Coming To Our Senses

When he came to his senses, he said, “How many of my father’s hired men have food to spare, and here I am starving to death!  I will set out and go back to my Father”
Luke 15:17-18

There are two distinct life experiences that serve to re-awaken in us the need to “go back to our Father’s house.”  More often than not we are motivated by either a strong experience of desire, or one of suffering.  And it would be easy to imagine which one our Father would prefer for us.

Feelings of love and desire for God naturally lead us to more intently seek relationship.  When people are first dating, no one has to remind the guy to call the girl, or for either of them to keep their Friday nights open just in case there might be an opportunity to get together.  Love keeps the other person in mind and there is nothing more important than being together.  There are times when our relationship with God is motivated by a similar attraction of love.
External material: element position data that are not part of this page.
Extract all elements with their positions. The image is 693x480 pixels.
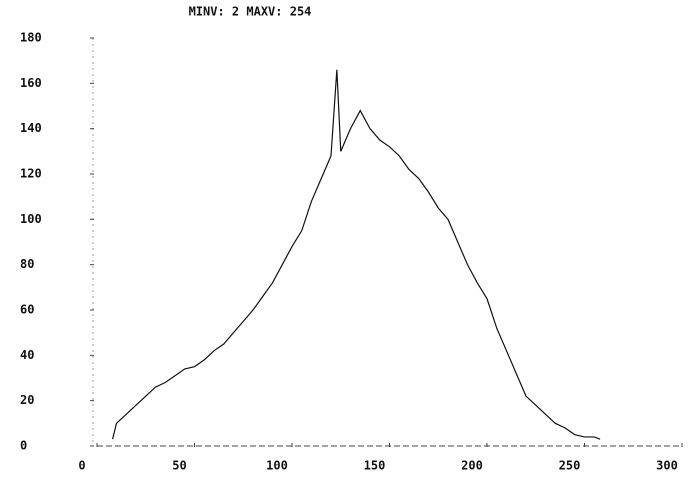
x-tick-label: 300 <box>656 459 678 473</box>
y-tick-label: 60 <box>20 303 34 317</box>
x-tick-label: 250 <box>559 459 581 473</box>
x-tick-label: 50 <box>172 459 186 473</box>
y-tick-label: 80 <box>20 257 34 271</box>
chart-title: MINV: 2 MAXV: 254 <box>189 5 312 19</box>
x-tick-label: 100 <box>266 459 288 473</box>
y-tick-label: 180 <box>20 31 42 45</box>
x-tick-label: 0 <box>78 459 85 473</box>
y-tick-label: 0 <box>20 439 27 453</box>
y-tick-label: 40 <box>20 348 34 362</box>
y-tick-label: 140 <box>20 121 42 135</box>
y-tick-label: 120 <box>20 167 42 181</box>
y-tick-label: 20 <box>20 393 34 407</box>
x-tick-label: 200 <box>461 459 483 473</box>
data-line <box>112 69 601 440</box>
x-tick-label: 150 <box>364 459 386 473</box>
y-tick-label: 160 <box>20 76 42 90</box>
y-tick-label: 100 <box>20 212 42 226</box>
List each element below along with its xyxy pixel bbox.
But there is another motivation that comes from a more desperate expression of our need for God.  This usually happens when we have been trying for too long to live the Christian life on our own.  Like a branch that has withered, we feel burdened and discouraged about our lives.  We are flailing and yet we persist in this mode even though our plight seems more and more hopeless.  We reach a point where we feel we can go no further.  We are ready to give up.  And yet, somehow, we still stubbornly persist.  Eventually our circumstances and the gradual drying up of our wills force us, usually as a last resort, to return to God.  It was a long time in coming, but suffering finally brought us back to our senses.

The painful result of living life on his own terms was what motivated the prodigal son to finally decide to return to his father’s house.  From the father’s point of view, it was surely grievous that this recourse was necessary.  But such is the high risk that God has taken in granting us the freedom to choose Him, or not.

There is wisdom to be gained from the experience of inner distress when, for lack of God, we suffer unnecessarily in our lives.  This type of pain eventually teaches us that an ounce of prevention is better than the pound of cure needed to recover our stability and peace in God. The art of spiritual maintenance then becomes a matter of recognizing the very desire we feel for God as a gift that we are to cherish and not take for granted.

C.S. Lewis once wrote, “God sometimes uses pain, like a megaphone, to get our attention.”  May we learn to avoid, as much as possible, the necessity for such by more readily heeding the still small voice that reminds us of our love and desire for God.  Even now, it whispers to all who are straying, “it is time to come home to the Father.”